Мои слова повисли в абсолютной тишине. Я не могла точно определить, когда Макс заснул.


В понедельник утром мы ехали в Лондон в полном молчании: мы вступили в ту стадию отношений, когда не требуется заполнять поездку разговорами. Мы больше не спешили жадно насытиться друг другом, словно опасаясь, как бы у наших отношений не истек срок годности. Теперь у нас было время. Оно простиралось бесконечно, подобно полосе автомагистрали. Моя ладонь лежала на ноге Макса, пока он вел машину. Жаркое, густое солнце заливало нас, нагревая кожу автомобильных сидений.

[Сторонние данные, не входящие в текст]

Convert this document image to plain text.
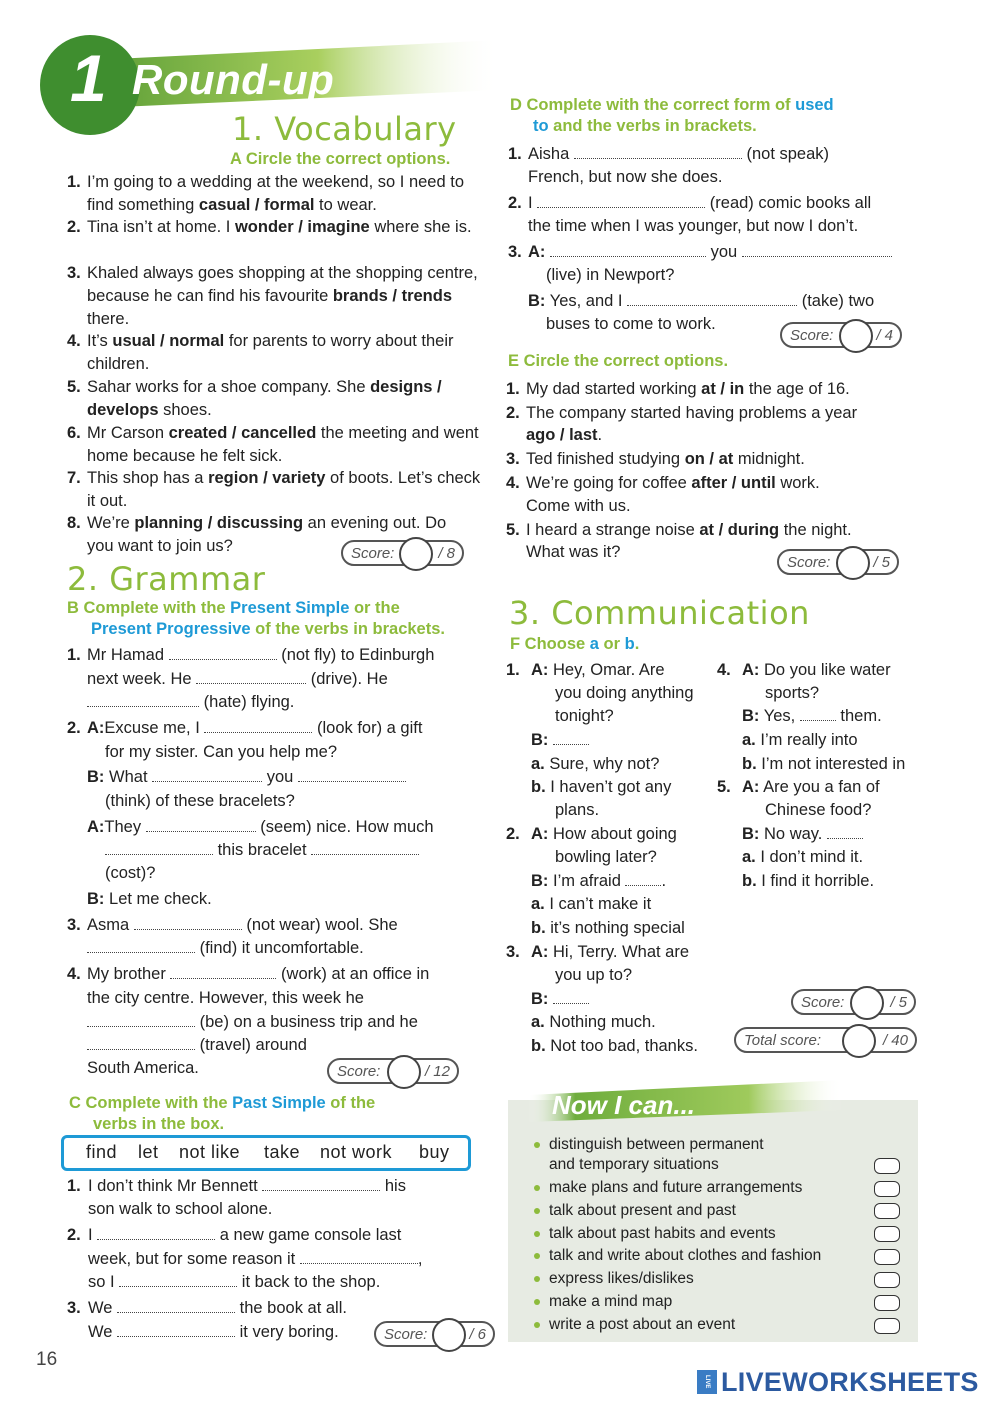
1 Round-up
1. Vocabulary
A Circle the correct options.
1. I’m going to a wedding at the weekend, so I need to find something casual / formal to wear.
2. Tina isn’t at home. I wonder / imagine where she is.
3. Khaled always goes shopping at the shopping centre, because he can find his favourite brands / trends there.
4. It’s usual / normal for parents to worry about their children.
5. Sahar works for a shoe company. She designs / develops shoes.
6. Mr Carson created / cancelled the meeting and went home because he felt sick.
7. This shop has a region / variety of boots. Let’s check it out.
8. We’re planning / discussing an evening out. Do you want to join us?	Score:	/ 8
2. Grammar
B Complete with the Present Simple or the
Present Progressive of the verbs in brackets.
1. Mr Hamad	(not fly) to Edinburgh
next week. He	(drive). He
(hate) flying.
2. A:Excuse me, I	(look for) a gift
for my sister. Can you help me?
B: What	you
(think) of these bracelets?
A:They	(seem) nice. How much
this bracelet
(cost)?
B: Let me check.
3. Asma	(not wear) wool. She
(find) it uncomfortable.
4. My brother	(work) at an office in
the city centre. However, this week he
(be) on a business trip and he
(travel) around
South America.	Score:	/ 12
C Complete with the Past Simple of the
verbs in the box.
find let not like take not work buy
1. I don’t think Mr Bennett	his
son walk to school alone.
2. I	a new game console last
week, but for some reason it	,
so I	it back to the shop.
3. We	the book at all.
We	it very boring.	Score:	/ 6
D Complete with the correct form of used
to and the verbs in brackets.
1. Aisha	(not speak)
French, but now she does.
2. I	(read) comic books all
the time when I was younger, but now I don’t.
3. A:	you
(live) in Newport?
B: Yes, and I	(take) two
buses to come to work.
Score:	/ 4
E Circle the correct options.
1. My dad started working at / in the age of 16.
2. The company started having problems a year
ago / last.
3. Ted finished studying on / at midnight.
4. We’re going for coffee after / until work.
Come with us.
5. I heard a strange noise at / during the night.
What was it?
Score:	/ 5
3. Communication
F Choose a or b.
1. A: Hey, Omar. Are
you doing anything
tonight?
B:
a. Sure, why not?
b. I haven’t got any
plans.
2. A: How about going
bowling later?
B: I’m afraid .
a. I can’t make it
b. it’s nothing special
3. A: Hi, Terry. What are
you up to?
B:
a. Nothing much.
b. Not too bad, thanks.
4. A: Do you like water
sports?
B: Yes,	them.
a. I’m really into
b. I’m not interested in
5. A: Are you a fan of
Chinese food?
B: No way.
a. I don’t mind it.
b. I find it horrible.
Score:	/ 5
Total score:	/ 40
Now I can...
distinguish between permanent
and temporary situations
make plans and future arrangements
talk about present and past
talk about past habits and events
talk and write about clothes and fashion
express likes/dislikes
make a mind map
write a post about an event
16
LIVE LIVEWORKSHEETS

Макс высадил меня возле моего дома. Двигатель издал львиный рев, когда машина отъехала. Я встала на пороге и махнула ему – романтичный и банальный жест, который он оценил. Я послала ему воздушный поцелуй. Макс поднял руку и, не оборачиваясь, помахал на прощание. Машина свернула влево, и он исчез из виду.

17

Давая согласие на встречу с Лолой и Джетро в пабе, я подозревала, что меня ждет целое представление. На это намекал непрерывный поток их публикаций в соцсетях с пространными любовными признаниями и шутками для двоих. Но я не предполагала, что этим двоим окситоцин настолько ударил в голову. При встрече Джетро широко раскрыл объятия и не выпускал меня так долго, что даже стало неловко.

– Нина, – сказал он на глубоком выдохе. – Нина, Нина. Какая долгожданная встреча.

Во всем этом сквозила излишняя церемонность, будто я играла роль умудренного, престарелого вождя племени, а Лола привела партнера для одобрения. Лола тоже была хороша: всякий раз, когда Джетро говорил что-нибудь – любую банальность вроде «Я живу в Кларкенуэлле», – она смотрела на меня с выжидательной улыбкой и молчаливо спрашивала: «Разве он не потрясающий?!» Ее неотрывный взгляд требовал, чтобы я улыбнулась или кивнула в ответ, подтверждая, что да, он и правда классный. Они так складно заканчивали фразы друг за друга, как будто заранее это отрепетировали, а в тех редких случаях, когда один перебивал другого, они брались за руки и щебетали: «Нет, ты говори, дорогой, прости, что перебила. Нет, я настаиваю, любовь моя, ты говори первой».